Background.

- ‘Shake me up, somebody, if you’ll be so good‘ is a quotation from Bleak House (Chapter 33).
- Bleak House was the ninth novel by Charles Dickens, intended to illustrate the evils caused by long, drawn-out legal cases in the Court of Chancery. Serialised between 1852 – 1853, the story unravels through the use of double narration, in part from the perspective of a third-person narrator and in part from the first-person point of view of the main protagonist, Esther Summerson.
Context.
This quotation is said by Joshua Smallweed, otherwise known as Grandfather Smallweed. Smallweed is paralysed and confined to a chair that must be carried about when he needs to leave his house. His disability affects his bones to which he has a constant need to ask for help in shaking him up, a reference to needing to be pulled up whilst in his chair so that he can sit up straight. Smallweed has a rude and cantankerous manner, which he passes on to those around him.

Source.
Taken from the following passage in Chapter 33 (Interlopers) of Bleak House:
Mrs. Smallweed instantly begins to shake her head and pipe up, “Seventy-six pound seven and sevenpence! Seventy-six thousand bags of money! Seventy-six hundred thousand million of parcels of bank-notes!”
“Will somebody give me a quart pot?” exclaims her exasperated husband, looking helplessly about him and finding no missile within his reach. “Will somebody obleege me with a spittoon? Will somebody hand me anything hard and bruising to pelt at her? You hag, you cat, you dog, you brimstone barker!” Here Mr.

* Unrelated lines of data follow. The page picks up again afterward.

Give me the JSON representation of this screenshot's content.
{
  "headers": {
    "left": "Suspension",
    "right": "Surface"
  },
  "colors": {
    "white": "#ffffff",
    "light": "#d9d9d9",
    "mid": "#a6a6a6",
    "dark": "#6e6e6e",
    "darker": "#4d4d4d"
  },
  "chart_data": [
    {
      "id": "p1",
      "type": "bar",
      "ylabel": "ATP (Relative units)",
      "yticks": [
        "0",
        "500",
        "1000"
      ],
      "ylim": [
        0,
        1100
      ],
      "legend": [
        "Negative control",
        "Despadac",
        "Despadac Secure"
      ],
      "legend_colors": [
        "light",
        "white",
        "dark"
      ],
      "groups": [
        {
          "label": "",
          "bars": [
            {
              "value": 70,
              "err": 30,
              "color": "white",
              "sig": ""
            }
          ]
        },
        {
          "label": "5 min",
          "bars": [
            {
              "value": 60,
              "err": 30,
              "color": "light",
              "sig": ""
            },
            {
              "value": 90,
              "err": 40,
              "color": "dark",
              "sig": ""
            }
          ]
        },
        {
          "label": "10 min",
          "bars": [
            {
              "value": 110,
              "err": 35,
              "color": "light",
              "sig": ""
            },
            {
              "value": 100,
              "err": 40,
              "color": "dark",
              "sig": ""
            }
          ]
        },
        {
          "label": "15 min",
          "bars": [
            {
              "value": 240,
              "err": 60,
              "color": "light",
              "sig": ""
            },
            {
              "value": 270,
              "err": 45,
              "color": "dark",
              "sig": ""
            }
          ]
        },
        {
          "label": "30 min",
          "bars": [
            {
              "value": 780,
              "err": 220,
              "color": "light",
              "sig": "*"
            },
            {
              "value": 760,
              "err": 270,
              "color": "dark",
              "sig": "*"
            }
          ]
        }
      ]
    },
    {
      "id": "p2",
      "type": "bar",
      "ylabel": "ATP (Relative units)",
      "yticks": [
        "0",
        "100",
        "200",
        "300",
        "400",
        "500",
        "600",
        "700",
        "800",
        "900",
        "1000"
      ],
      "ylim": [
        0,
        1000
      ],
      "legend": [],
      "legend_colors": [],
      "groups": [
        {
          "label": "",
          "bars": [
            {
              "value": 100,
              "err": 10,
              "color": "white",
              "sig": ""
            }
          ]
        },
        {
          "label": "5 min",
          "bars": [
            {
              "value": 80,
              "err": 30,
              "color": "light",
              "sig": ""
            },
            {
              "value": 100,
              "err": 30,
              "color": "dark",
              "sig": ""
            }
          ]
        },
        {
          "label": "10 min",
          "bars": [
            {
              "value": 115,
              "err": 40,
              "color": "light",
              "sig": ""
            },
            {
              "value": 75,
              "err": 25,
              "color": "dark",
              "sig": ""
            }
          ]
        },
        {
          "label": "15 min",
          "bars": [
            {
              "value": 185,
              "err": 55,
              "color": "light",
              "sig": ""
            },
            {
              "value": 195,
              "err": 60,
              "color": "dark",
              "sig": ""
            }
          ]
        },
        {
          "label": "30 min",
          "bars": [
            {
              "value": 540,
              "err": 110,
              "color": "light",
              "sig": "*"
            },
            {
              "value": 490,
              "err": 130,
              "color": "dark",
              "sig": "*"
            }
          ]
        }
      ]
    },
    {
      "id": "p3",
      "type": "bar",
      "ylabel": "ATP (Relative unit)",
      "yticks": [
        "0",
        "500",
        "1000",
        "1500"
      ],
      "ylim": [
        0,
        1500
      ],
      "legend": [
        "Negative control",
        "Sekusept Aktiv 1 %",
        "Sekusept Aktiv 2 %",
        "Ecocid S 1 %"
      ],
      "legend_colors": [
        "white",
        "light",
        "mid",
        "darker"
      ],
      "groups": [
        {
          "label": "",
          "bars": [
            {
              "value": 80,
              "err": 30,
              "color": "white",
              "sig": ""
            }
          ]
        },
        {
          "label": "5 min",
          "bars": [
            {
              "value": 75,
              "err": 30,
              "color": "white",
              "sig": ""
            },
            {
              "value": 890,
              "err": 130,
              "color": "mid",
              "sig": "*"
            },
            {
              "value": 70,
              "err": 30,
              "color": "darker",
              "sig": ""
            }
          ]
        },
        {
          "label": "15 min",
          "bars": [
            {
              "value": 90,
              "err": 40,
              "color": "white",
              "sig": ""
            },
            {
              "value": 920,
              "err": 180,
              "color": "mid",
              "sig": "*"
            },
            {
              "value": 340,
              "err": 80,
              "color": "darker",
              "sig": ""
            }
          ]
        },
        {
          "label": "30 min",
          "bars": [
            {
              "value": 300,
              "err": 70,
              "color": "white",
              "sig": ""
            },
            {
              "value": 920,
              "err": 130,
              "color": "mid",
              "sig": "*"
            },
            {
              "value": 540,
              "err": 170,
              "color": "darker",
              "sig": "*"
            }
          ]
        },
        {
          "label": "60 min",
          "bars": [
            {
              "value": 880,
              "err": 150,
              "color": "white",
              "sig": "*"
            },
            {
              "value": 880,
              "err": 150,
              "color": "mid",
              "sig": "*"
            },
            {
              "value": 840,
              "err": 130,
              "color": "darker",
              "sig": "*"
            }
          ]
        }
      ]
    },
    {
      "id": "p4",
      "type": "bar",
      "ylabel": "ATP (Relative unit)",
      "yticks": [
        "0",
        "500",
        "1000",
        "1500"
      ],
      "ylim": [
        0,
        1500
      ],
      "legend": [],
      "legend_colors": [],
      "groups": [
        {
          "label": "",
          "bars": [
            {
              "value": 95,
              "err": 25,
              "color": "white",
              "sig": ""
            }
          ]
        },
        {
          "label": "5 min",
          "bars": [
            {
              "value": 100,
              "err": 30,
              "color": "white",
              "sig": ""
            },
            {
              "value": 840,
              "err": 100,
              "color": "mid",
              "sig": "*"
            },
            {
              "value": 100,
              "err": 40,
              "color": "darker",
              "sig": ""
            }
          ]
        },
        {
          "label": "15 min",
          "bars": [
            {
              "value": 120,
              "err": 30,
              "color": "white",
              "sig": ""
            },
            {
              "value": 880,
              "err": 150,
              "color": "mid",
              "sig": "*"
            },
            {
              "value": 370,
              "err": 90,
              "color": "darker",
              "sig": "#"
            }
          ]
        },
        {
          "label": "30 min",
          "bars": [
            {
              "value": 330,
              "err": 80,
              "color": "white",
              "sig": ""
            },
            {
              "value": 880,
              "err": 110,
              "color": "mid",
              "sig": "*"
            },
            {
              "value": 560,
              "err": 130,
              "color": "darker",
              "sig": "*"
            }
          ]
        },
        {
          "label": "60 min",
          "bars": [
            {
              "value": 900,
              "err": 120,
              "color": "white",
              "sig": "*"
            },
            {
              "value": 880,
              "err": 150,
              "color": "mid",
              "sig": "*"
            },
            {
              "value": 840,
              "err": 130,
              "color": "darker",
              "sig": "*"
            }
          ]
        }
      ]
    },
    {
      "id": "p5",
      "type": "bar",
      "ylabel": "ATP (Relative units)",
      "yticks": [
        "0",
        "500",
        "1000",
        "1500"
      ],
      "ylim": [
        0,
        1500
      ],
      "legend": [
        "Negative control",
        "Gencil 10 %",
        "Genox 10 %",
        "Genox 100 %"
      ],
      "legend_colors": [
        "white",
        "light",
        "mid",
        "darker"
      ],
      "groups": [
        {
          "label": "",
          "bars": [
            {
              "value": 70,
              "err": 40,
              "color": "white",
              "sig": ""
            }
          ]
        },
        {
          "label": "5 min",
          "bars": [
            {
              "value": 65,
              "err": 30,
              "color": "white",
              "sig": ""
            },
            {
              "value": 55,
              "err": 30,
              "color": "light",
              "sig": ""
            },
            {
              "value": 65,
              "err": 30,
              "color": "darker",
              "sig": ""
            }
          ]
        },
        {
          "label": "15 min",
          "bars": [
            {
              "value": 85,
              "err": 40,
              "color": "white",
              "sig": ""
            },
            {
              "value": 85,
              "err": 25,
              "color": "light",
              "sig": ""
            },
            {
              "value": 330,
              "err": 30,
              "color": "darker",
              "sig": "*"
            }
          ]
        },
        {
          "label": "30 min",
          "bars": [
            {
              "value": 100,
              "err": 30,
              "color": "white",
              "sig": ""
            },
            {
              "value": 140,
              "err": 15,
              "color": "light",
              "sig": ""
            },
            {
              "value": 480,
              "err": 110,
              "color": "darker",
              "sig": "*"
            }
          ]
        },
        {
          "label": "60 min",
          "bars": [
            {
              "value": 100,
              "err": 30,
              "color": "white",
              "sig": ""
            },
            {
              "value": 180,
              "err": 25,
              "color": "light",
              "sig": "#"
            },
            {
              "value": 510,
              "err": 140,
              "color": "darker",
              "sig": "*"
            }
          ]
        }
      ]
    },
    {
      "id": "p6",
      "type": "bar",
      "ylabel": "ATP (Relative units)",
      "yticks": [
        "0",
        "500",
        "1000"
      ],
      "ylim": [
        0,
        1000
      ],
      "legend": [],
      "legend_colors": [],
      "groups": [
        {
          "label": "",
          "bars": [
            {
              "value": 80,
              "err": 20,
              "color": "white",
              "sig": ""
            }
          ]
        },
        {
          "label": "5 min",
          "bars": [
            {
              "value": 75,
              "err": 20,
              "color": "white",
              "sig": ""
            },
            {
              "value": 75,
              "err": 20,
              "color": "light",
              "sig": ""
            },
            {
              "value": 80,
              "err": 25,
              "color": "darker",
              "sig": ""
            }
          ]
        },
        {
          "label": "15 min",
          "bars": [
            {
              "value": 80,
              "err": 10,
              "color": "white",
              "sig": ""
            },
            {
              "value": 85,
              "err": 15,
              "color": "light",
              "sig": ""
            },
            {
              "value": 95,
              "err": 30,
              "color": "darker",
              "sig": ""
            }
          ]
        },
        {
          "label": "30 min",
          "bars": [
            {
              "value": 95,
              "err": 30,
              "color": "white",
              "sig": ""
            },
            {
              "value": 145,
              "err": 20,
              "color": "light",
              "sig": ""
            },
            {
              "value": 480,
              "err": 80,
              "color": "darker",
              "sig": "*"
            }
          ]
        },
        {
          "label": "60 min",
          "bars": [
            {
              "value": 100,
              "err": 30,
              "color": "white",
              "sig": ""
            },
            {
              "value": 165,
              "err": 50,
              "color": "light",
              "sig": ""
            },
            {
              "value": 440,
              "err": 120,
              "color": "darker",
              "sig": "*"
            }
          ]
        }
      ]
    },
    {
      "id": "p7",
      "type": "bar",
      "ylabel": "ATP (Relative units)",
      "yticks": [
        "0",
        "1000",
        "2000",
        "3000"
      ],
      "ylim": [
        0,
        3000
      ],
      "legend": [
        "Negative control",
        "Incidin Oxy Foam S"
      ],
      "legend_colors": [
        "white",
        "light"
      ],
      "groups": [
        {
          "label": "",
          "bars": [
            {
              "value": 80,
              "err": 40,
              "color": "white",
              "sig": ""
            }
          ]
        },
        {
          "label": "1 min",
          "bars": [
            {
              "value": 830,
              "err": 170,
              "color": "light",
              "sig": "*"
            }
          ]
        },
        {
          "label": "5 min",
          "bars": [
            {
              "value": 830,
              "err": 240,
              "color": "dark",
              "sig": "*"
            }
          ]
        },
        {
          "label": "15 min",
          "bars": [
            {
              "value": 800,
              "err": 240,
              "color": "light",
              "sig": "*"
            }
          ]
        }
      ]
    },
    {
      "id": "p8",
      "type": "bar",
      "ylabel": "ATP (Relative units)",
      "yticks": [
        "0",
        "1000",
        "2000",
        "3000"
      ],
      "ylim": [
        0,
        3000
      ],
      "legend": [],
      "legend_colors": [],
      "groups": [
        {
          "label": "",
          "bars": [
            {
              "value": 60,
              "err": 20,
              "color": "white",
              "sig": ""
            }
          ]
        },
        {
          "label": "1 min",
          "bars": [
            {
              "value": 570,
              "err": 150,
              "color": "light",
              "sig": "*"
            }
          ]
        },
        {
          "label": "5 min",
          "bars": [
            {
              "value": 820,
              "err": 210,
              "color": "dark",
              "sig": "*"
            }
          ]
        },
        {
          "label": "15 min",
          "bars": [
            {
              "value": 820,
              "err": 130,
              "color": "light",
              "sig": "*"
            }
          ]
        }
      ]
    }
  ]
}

Smallweed, wrought up to the highest pitch by his own eloquence, actually throws Judy at her grandmother in default of anything else, by butting that young virgin at the old lady with such force as he can muster and then dropping into his chair in a heap.
“Shake me up, somebody, if you’ll be so good,” says the voice from within the faintly struggling bundle into which he has collapsed. “I have come to look after the property. Shake me up, and call in the police on duty at the next house to be explained to about the property. My solicitor will be here presently to protect the property. Transportation or the gallows for anybody who shall touch the property!” As his dutiful grandchildren set him up, panting, and putting him through the usual restorative process of shaking and punching, he still repeats like an echo, “The—the property! The property! Property!”
Mr. Weevle and Mr. Guppy look at each other, the former as having relinquished the whole affair, the latter with a discomfited countenance as having entertained some lingering expectations yet. But there is nothing to be done in opposition to the Smallweed interest. Mr. Tulkinghorn’s clerk comes down from his official pew in the chambers to mention to the police that Mr. Tulkinghorn is answerable for its being all correct about the next of kin and that the papers and effects will be formally taken possession of in due time and course. Mr. Smallweed is at once permitted so far to assert his supremacy as to be carried on a visit of sentiment into the next house and upstairs into Miss Flite’s deserted room, where he looks like a hideous bird of prey newly added to her aviary.
Characters.
Joshua Smallweed (Grandfather Smallweed).
Joshua Smallweed is an elderly miser, the husband of Mrs. Smallweed, and the grandfather of Bart Smallweed and Judy Smallweed. He is an invalid and is carried everywhere in a chair from his living room. He comes from a long line of men who worked as moneylenders and accountants and who were obsessed with wealth. Mr. Smallweed is a cruel elderly man, passing his hatred of the world onto others around such as the tormenting of his wife and manipulation of people for his own financial gain. Smallweed gloats over his successful exploitation of other people, which is usually be his excessive interest charges on loans dealt during some dubious business practices.
- In the 2005 BBC television adaptation of Bleak House, Joshua Smallweed was played by English actor Phil Davis.